JERUSALEM -- Kofi Annan, the UN secretary-general, said yesterday that Israel's air and sea blockade of Lebanon was a ``humiliation," and demanded that it be lifted. But Israel said that it first needed assurances that forces deployed on the border could stop weapons shipments to Hezbollah.
The dispute was the latest threat to the fragile cease-fire, which was instituted after 34 days of fighting between Israel and Hezbollah guerrillas.
In Washington yesterday, the Bush administration moved against a key fund-raising arm of Hezbollah, the militant Shi'ite Muslim movement that is part of Lebanon's government, ordering a freeze on its assets in the United States and making it illegal for Americans to contribute to the organization.
The action against the Islamic Resistance Support Organization was intended in part to demonstrate the link between the group and terrorist activities. The Treasury Department released copies of a receipt issued by the group to a donor, which on the back listed projects such as ``collection box project for the children and homes," ``contribution to the cost of a rocket" and ``contribution to the cost of bullets."
The donor, whose name was edited out of the documents, used ink to signal his interest in helping fund a rocket.
Annan arrived in Israel as part of an 11-day Middle East tour that was intended to shore up the truce, aimed at helping Lebanon to recover, and at securing the release of two Israeli soldiers whose capture by Hezbollah on July 12 sparked the fighting.
``We need to resolve the issue of the abducted soldiers very quickly," Annan said in a visit earlier yesterday to a UN base in southern Lebanon. ``We need to deal with the lifting of the embargo -- sea, land, and air -- which for the Lebanese is a humiliation and an infringement on their sovereignty."
In Israel, Annan met with Defense Minister Amir Peretz and urged that the blockade be lifted ``as soon as possible, in order to allow Lebanon to go on with normal commercial activities and also rebuild its economy."
Israel has said it would allow free movement once it is assured that the forces deployed on Lebanon's borders can prevent Hezbollah from rearming itself. Israel wants international forces to help patrol the Lebanon-Syria border to enforce an arms embargo on Hezbollah. Lebanon says its troops can secure the border.
Peretz said he had told Annan about the importance of controlling the border ``and the implementation of the embargo against the transfer of arms and ammunition between Syria and Lebanon."
Annan said Israel was responsible for most of the violations of the cease-fire, and appealed for everyone to work together to ensure that the peace remains.
Israeli troops are still occupying a security zone in southern Lebanon. They have fought sporadically with Hezbollah guerrillas since the truce took effect Aug. 14. Israel says it will not leave until a sufficiently strong contingent of Lebanese and international troops arrives in the region.

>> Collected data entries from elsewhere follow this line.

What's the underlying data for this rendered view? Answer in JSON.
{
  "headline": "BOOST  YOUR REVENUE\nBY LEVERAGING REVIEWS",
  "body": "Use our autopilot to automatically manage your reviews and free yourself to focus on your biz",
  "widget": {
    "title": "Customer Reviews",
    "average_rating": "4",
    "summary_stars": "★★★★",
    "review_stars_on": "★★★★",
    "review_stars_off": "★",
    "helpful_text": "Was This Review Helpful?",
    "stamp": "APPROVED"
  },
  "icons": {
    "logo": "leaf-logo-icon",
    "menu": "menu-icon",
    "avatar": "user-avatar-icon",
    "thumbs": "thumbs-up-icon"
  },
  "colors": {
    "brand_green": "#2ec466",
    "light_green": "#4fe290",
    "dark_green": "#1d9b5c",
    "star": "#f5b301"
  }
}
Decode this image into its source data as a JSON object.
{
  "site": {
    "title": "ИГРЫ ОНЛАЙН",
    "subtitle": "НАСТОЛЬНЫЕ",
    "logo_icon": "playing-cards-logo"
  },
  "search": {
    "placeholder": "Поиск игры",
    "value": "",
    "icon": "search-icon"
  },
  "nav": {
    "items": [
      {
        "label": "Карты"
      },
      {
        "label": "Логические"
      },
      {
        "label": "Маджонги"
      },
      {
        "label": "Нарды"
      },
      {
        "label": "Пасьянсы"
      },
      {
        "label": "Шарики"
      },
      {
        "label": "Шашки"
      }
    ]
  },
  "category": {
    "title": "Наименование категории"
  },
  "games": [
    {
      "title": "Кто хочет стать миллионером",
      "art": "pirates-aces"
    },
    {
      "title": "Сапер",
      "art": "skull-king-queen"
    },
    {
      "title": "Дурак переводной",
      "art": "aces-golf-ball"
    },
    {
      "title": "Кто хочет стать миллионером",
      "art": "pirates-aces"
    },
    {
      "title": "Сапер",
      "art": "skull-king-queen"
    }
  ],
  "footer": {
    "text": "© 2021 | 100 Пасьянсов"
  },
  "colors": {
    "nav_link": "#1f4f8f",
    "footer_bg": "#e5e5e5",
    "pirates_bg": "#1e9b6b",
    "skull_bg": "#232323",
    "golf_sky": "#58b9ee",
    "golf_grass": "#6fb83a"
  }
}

Annan said that the United Nations hoped to have 5,000 soldiers in the region by Friday. That is double the prewar number of the force, but it is still far short of the 15,000 international troops that are expected to patrol the border, with 15,000 Lebanese soldiers.
``Israel will pull out once there is a reasonable level of forces there," Peretz said. He did not say how many soldiers might be acceptable.
As part of the effort to get international troops on the ground quickly, a five-ship Italian fleet departed for Lebanon yesterday, carrying 800 soldiers.
Annan is scheduled to meet today with the Israeli prime minister, Ehud Olmert, who plans to call for ``the unconditional return of our captives in Lebanon," said a spokeswoman, Miri Eisin.
Eisin was referring to the two reserve soldiers, Ehud Goldwasser and Eldad Regev. A third soldier, Corporal Gilad Shalit, was captured by militants linked to Hamas, from an army post near the Gaza Strip on June 25.
Hezbollah ``must first of all give us a sign of life," said Regev's brother, Benny.
Annan visited UN forces in Naqoura, about 2 1/2 miles north of the Israeli border, where the base for the UN Interim Force in Lebanon is located. He was briefed by Major General Alain Pellegrini of France, the UNIFIL commander, and by other leading UN officials in the region.